SlRLK55 exerts a negative effect on the expression of PSR genes. (a)–(f) Expression of PSR genes in seedlings of M82 and slrlk55-cr with Pi deprivation treatment (–Pi) for 0 and 48 h. Transcription was analyzed by RT-qPCR with SlACTIN as the internal reference. Data are mean ± SD, n = 3 repeats. Significant differences are indicated by different lowercase letters.

Figure 7.

Transcription and enzyme activity of phosphatase were repressed by SlRLK55. (a)–(d) Expression of acid phosphatase genes in seedlings of M82 and slrlk55-cr with Pi deprivation treatment for 0 and 48 h.
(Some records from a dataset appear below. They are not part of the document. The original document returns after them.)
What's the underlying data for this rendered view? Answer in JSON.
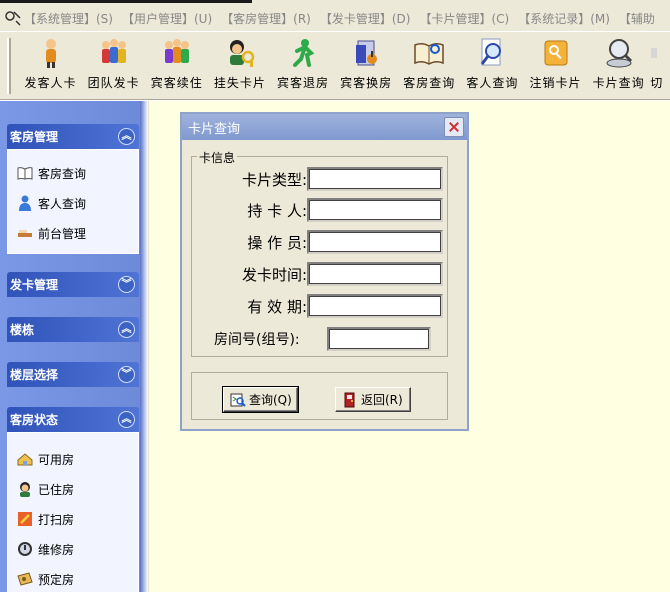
{
  "menubar": {
    "items": [
      "【系统管理】(S)",
      "【用户管理】(U)",
      "【客房管理】(R)",
      "【发卡管理】(D)",
      "【卡片管理】(C)",
      "【系统记录】(M)",
      "【辅助"
    ]
  },
  "toolbar": {
    "buttons": [
      {
        "label": "发客人卡",
        "icon": "single-guest-icon"
      },
      {
        "label": "团队发卡",
        "icon": "group-guests-icon"
      },
      {
        "label": "宾客续住",
        "icon": "guests-extend-icon"
      },
      {
        "label": "挂失卡片",
        "icon": "report-lost-card-icon"
      },
      {
        "label": "宾客退房",
        "icon": "checkout-icon"
      },
      {
        "label": "宾客换房",
        "icon": "change-room-icon"
      },
      {
        "label": "客房查询",
        "icon": "room-book-icon"
      },
      {
        "label": "客人查询",
        "icon": "guest-search-icon"
      },
      {
        "label": "注销卡片",
        "icon": "cancel-card-icon"
      },
      {
        "label": "卡片查询",
        "icon": "card-search-icon"
      },
      {
        "label": "切",
        "icon": "switch-icon"
      }
    ]
  },
  "sidebar": {
    "panels": [
      {
        "title": "客房管理",
        "expanded": true,
        "items": [
          {
            "label": "客房查询",
            "icon": "book-icon"
          },
          {
            "label": "客人查询",
            "icon": "person-icon"
          },
          {
            "label": "前台管理",
            "icon": "desk-icon"
          }
        ]
      },
      {
        "title": "发卡管理",
        "expanded": false,
        "items": []
      },
      {
        "title": "楼栋",
        "expanded": true,
        "items": []
      },
      {
        "title": "楼层选择",
        "expanded": false,
        "items": []
      },
      {
        "title": "客房状态",
        "expanded": true,
        "items": [
          {
            "label": "可用房",
            "icon": "available-room-icon"
          },
          {
            "label": "已住房",
            "icon": "occupied-room-icon"
          },
          {
            "label": "打扫房",
            "icon": "cleaning-room-icon"
          },
          {
            "label": "维修房",
            "icon": "repair-room-icon"
          },
          {
            "label": "预定房",
            "icon": "reserved-room-icon"
          }
        ]
      }
    ]
  },
  "dialog": {
    "title": "卡片查询",
    "group_label": "卡信息",
    "fields": [
      {
        "label": "卡片类型:",
        "value": ""
      },
      {
        "label": "持 卡 人:",
        "value": ""
      },
      {
        "label": "操 作 员:",
        "value": ""
      },
      {
        "label": "发卡时间:",
        "value": ""
      },
      {
        "label": "有 效 期:",
        "value": ""
      },
      {
        "label": "房间号(组号):",
        "value": ""
      }
    ],
    "query_button": "查询(Q)",
    "back_button": "返回(R)"
  },
  "colors": {
    "panel_header": "#3c5fc4",
    "workspace": "#ffffe1",
    "dialog_title": "#8ba1d4"
  }
}
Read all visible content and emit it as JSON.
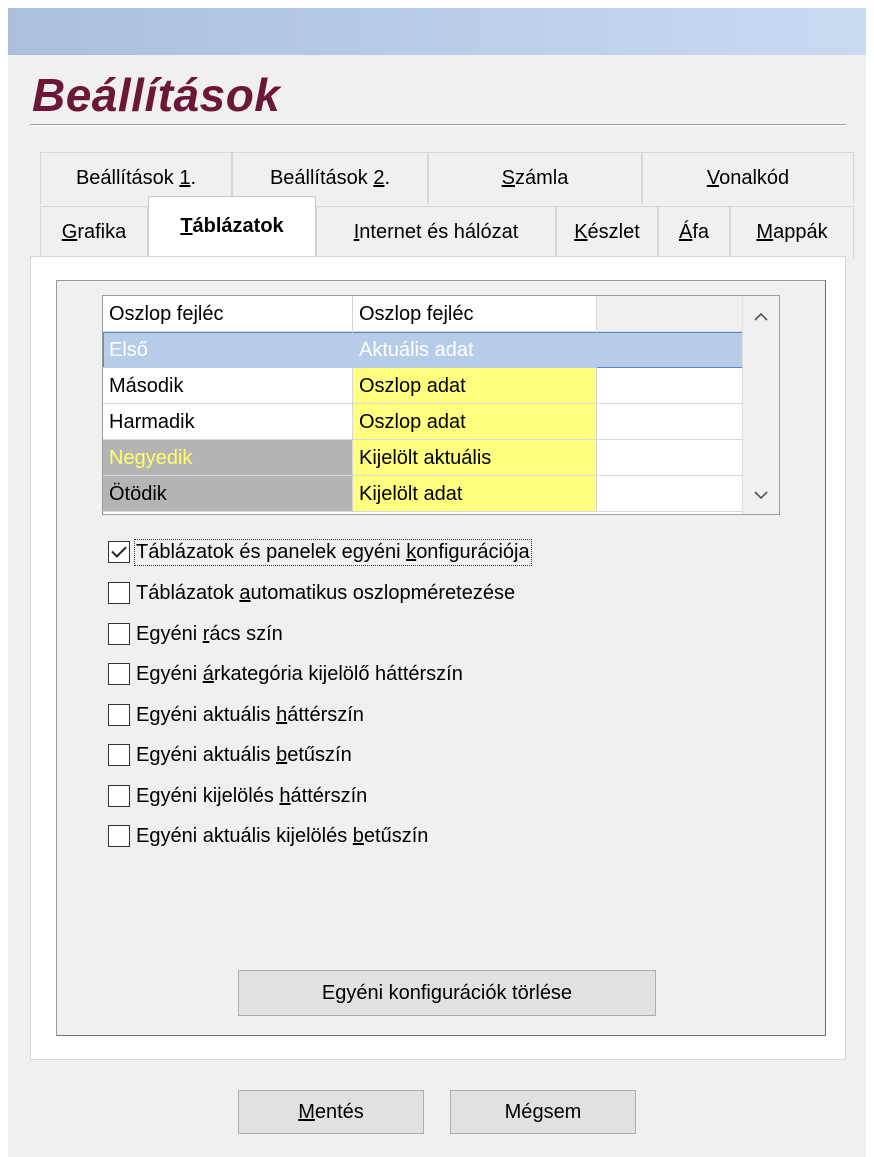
{
  "window": {
    "title": "Beállítások"
  },
  "tabs": {
    "row1": [
      {
        "pre": "Beállítások ",
        "u": "1",
        "post": "."
      },
      {
        "pre": "Beállítások ",
        "u": "2",
        "post": "."
      },
      {
        "pre": "",
        "u": "S",
        "post": "zámla"
      },
      {
        "pre": "",
        "u": "V",
        "post": "onalkód"
      }
    ],
    "row2": [
      {
        "pre": "",
        "u": "G",
        "post": "rafika"
      },
      {
        "pre": "",
        "u": "T",
        "post": "áblázatok"
      },
      {
        "pre": "",
        "u": "I",
        "post": "nternet és hálózat"
      },
      {
        "pre": "",
        "u": "K",
        "post": "észlet"
      },
      {
        "pre": "",
        "u": "Á",
        "post": "fa"
      },
      {
        "pre": "",
        "u": "M",
        "post": "appák"
      }
    ],
    "active": "Táblázatok"
  },
  "grid": {
    "rows": [
      {
        "name": "Oszlop fejléc",
        "value": "Oszlop fejléc"
      },
      {
        "name": "Első",
        "value": "Aktuális adat"
      },
      {
        "name": "Második",
        "value": "Oszlop adat"
      },
      {
        "name": "Harmadik",
        "value": "Oszlop adat"
      },
      {
        "name": "Negyedik",
        "value": "Kijelölt aktuális"
      },
      {
        "name": "Ötödik",
        "value": "Kijelölt adat"
      }
    ]
  },
  "options": [
    {
      "pre": "Táblázatok és panelek egyéni ",
      "u": "k",
      "post": "onfigurációja",
      "checked": true
    },
    {
      "pre": "Táblázatok ",
      "u": "a",
      "post": "utomatikus oszlopméretezése",
      "checked": false
    },
    {
      "pre": "Egyéni ",
      "u": "r",
      "post": "ács szín",
      "checked": false
    },
    {
      "pre": "Egyéni ",
      "u": "á",
      "post": "rkategória kijelölő háttérszín",
      "checked": false
    },
    {
      "pre": "Egyéni aktuális ",
      "u": "h",
      "post": "áttérszín",
      "checked": false
    },
    {
      "pre": "Egyéni aktuális ",
      "u": "b",
      "post": "etűszín",
      "checked": false
    },
    {
      "pre": "Egyéni kijelölés ",
      "u": "h",
      "post": "áttérszín",
      "checked": false
    },
    {
      "pre": "Egyéni aktuális kijelölés ",
      "u": "b",
      "post": "etűszín",
      "checked": false
    }
  ],
  "buttons": {
    "clear_custom": "Egyéni konfigurációk törlése",
    "save": {
      "pre": "",
      "u": "M",
      "post": "entés"
    },
    "cancel": {
      "pre": "Mé",
      "u": "g",
      "post": "sem"
    }
  },
  "colors": {
    "title": "#6d1738",
    "selected_row": "#b6cce8",
    "yellow_cell": "#ffff80",
    "gray_cell": "#b4b4b4",
    "yellow_text": "#ffff66"
  }
}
Transcript levels were analyzed by RT-qPCR with SlACTIN as the internal reference gene. (e) Acid phosphatase activity of M82 and slrlk55-cr: Two-day-old seedlings grown under control (+Pi) were treated with +Pi and –Pi for another 5 d. Data are mean ± SD, n = 3 repeats. Significant differences are indicated by different lowercase letters. (a)–(d) The black bars represent the wild-type M82, while the gray and white bars represent the slrlk55 mutants. (e) The black and white bars represent +Pi and –Pi respectively.

Figure 8.

Organic acid secretion was enhanced in slrlk55-cr with Pi deprivation. (a) Root acidification staining of seedlings of M82 and slrlk55-cr. Two-day-old seedlings grown with +Pi were transferred to medium containing bromocresol violet with Pi deprivation for another 3 d before the images were taken. The color change from purple to yellow indicates the pH change in the media due to acidification of rhizosphere of plants. Organic acid secretion by the seedling roots of (b) M82, (c) slrlk55-cr-1, and (d) slrlk55-cr-2 after 1 to 3 d growth under Pi deprivation conditions (n = 25). Scale bars = 1 cm.